A Licensed Establishment's Duty To Patrons

As we all know, drinking alcohol reduces your ability to make reasoned judgments; it's not solely a matter of personal responsibility. Someone has to be the watchdog. According to state law, licensed establishments should play some role in protecting public health.

That's the basic logic behind dram shop laws. In most cases, the basic claim in a dram shop lawsuit is that the bar over-served a patron (either ignoring, dismissing or failing to notice the visible signs of intoxication) who went on to cause someone else physical injuries.

Premises Liability & Negligent Security Claims

Another option for legal recourse is to file a premises liability lawsuit. Licensed establishments have an obligation to serve alcohol responsibility, but they also have a duty to offer patrons with a reasonable level of security. And specifically, they have an obligation to provide patrons with a reasonable degree of protection against foreseeable harm.
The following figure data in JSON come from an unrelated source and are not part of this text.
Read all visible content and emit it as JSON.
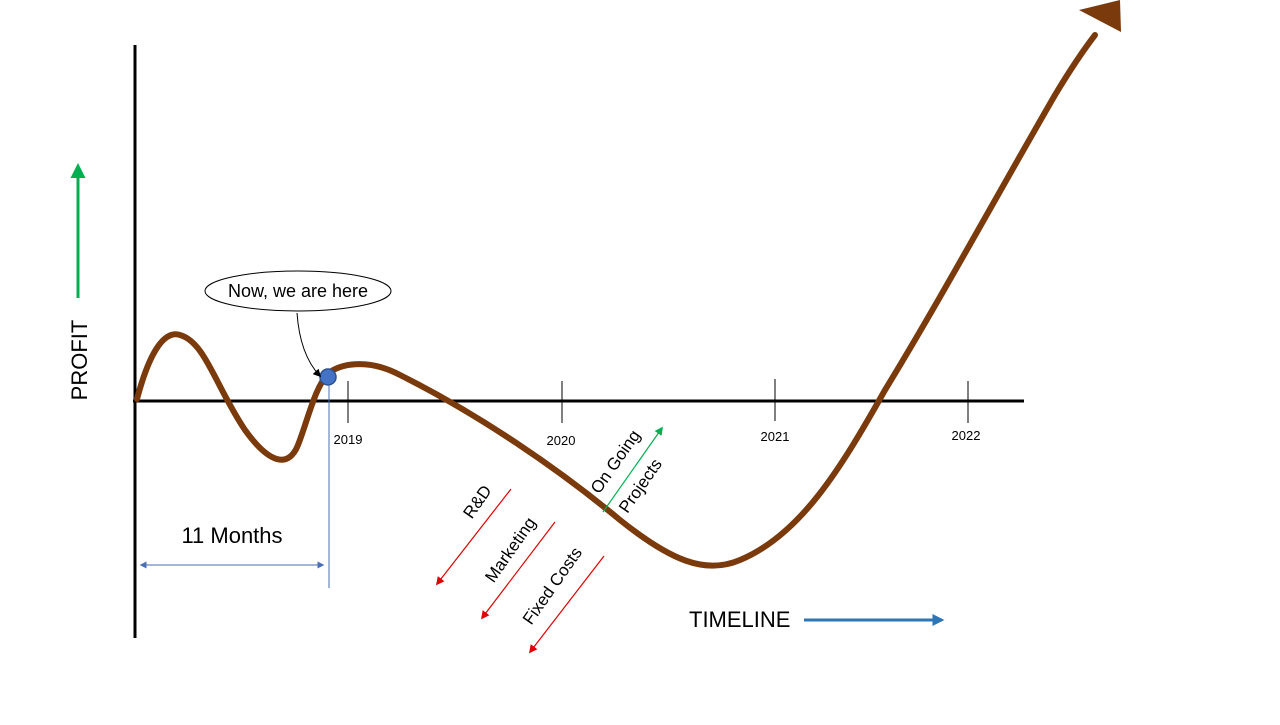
{
  "axes": {
    "y_label": "PROFIT",
    "x_label": "TIMELINE"
  },
  "timeline": {
    "ticks": [
      "2019",
      "2020",
      "2021",
      "2022"
    ]
  },
  "callout": {
    "text": "Now, we are here"
  },
  "duration": {
    "label": "11 Months"
  },
  "decreasing_factors": [
    "R&D",
    "Marketing",
    "Fixed Costs"
  ],
  "increasing_factor": {
    "line1": "On Going",
    "line2": "Projects"
  },
  "colors": {
    "curve": "#7a3a0c",
    "axis": "#000000",
    "profit_arrow": "#00b050",
    "timeline_arrow": "#2e75b6",
    "cost_arrow": "#e00000",
    "growth_arrow": "#00b050",
    "marker_fill": "#4472c4",
    "measure_line": "#4a6fb5"
  }
}
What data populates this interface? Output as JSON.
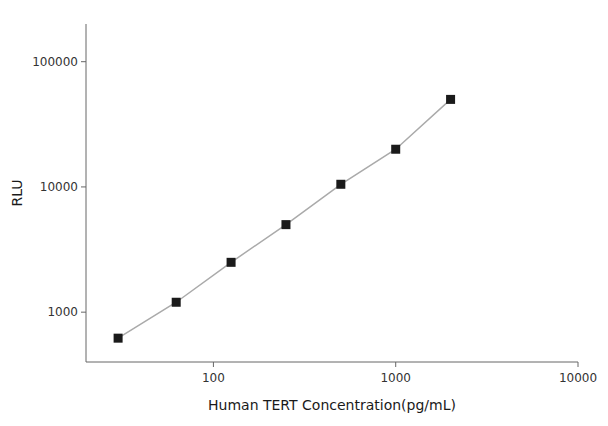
{
  "chart_data": {
    "type": "line",
    "x": [
      30,
      62.5,
      125,
      250,
      500,
      1000,
      2000
    ],
    "values": [
      620,
      1200,
      2500,
      5000,
      10500,
      20000,
      50000
    ],
    "xlabel": "Human TERT Concentration(pg/mL)",
    "ylabel": "RLU",
    "xlim": [
      20,
      10000
    ],
    "ylim": [
      400,
      200000
    ],
    "xticks": [
      100,
      1000,
      10000
    ],
    "yticks": [
      1000,
      10000,
      100000
    ],
    "log": true,
    "grid": false,
    "color": "#aaaaaa",
    "colors": [
      "#1a1a1a",
      "#1a1a1a",
      "#1a1a1a",
      "#1a1a1a",
      "#1a1a1a",
      "#1a1a1a",
      "#1a1a1a"
    ],
    "marker": "square",
    "line_style": "solid"
  }
}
Patterns Of Repeated Violence

A bar, for example, with a long history of violent crime could, in principle, be held liable if it fails to address the issue. The same goes for "problem patrons." Let's say a bar's ownership (or an individual bartender) knows that a particular individual tends to become violent when they drink. If the bar serves that person anyway, and he goes on to hurt someone else after becoming intoxicated, the establishment could be on the hook for financial damages.

Failures To Protect

It's not enough, however, to show that the assault was reasonably foreseeable. You'll also have to prove that the establishment failed to take reasonable steps to prevent patron injuries. Maybe, given the high-crime area in which the bar is located, a reasonable owner would have employed security guards to calm things down. Or, alternatively, a reasonable bar owner might have seen fit to install security cameras to deter potential criminal offenders.

Holding Security Companies Accountable

In some cases, you may even be able to sue a third-party security company hired by the bar. Security guards have one job, and one job alone: protect people and personal property. So a security company that fails to do so may be liable for the injuries sustained by victims.

As just one example, let's say a security company working at a nightclub with a history of violent activity fails to pat down all of the patrons who enter. If one of those patrons has a gun, and goes on to shoot someone else, the security company, along with the nightclub, might be liable for the victim's injuries.

Assault & Battery: Defining Intentional Torts

When someone punches you in the face, they've committed a crime (unless they were defending themselves). But they've also committed a civil "tort." Torts are wrongful acts that infringe on someone else's rights and create the basis for civil liability.

And, while most civil lawsuits are filed in relation to torts of negligence, which derive from a careless disregard for someone else's safety, assault and battery are considered intentional torts.

What Is Assault?

Just threatening to harm someone can be a tort. In fact, the term "assault," when it's not attached in the same breath to "battery," refers exclusively to the act of issuing a credible threat of bodily harm. That's true both in criminal and in civil law.

Assault can take the form of a verbal threat, or raising a hand to someone else. Physical injuries aren't necessary for a crime (or tort) to have been committed. Making someone else reasonably fear the possibility of imminent physical harm is enough. And we give this offense the name "assault."

Battery: Intentional Non-Consensual Contact

Even so, most violations of this nature will fall under the dual definition of assault and battery. Battery is simple to define, but it's probably broader than you think.

In American civil law, battery refers to any intentional touch without permission (consent) of a harmful or offensive nature. A punch in the face fits the bill, but so do most crimes of a sexual nature, which often involve some level of non-consensual physical contact.

The definition of battery also encompasses contact effected through a projectile. Throwing something at someone else counts as battery, as does shooting someone with a gun.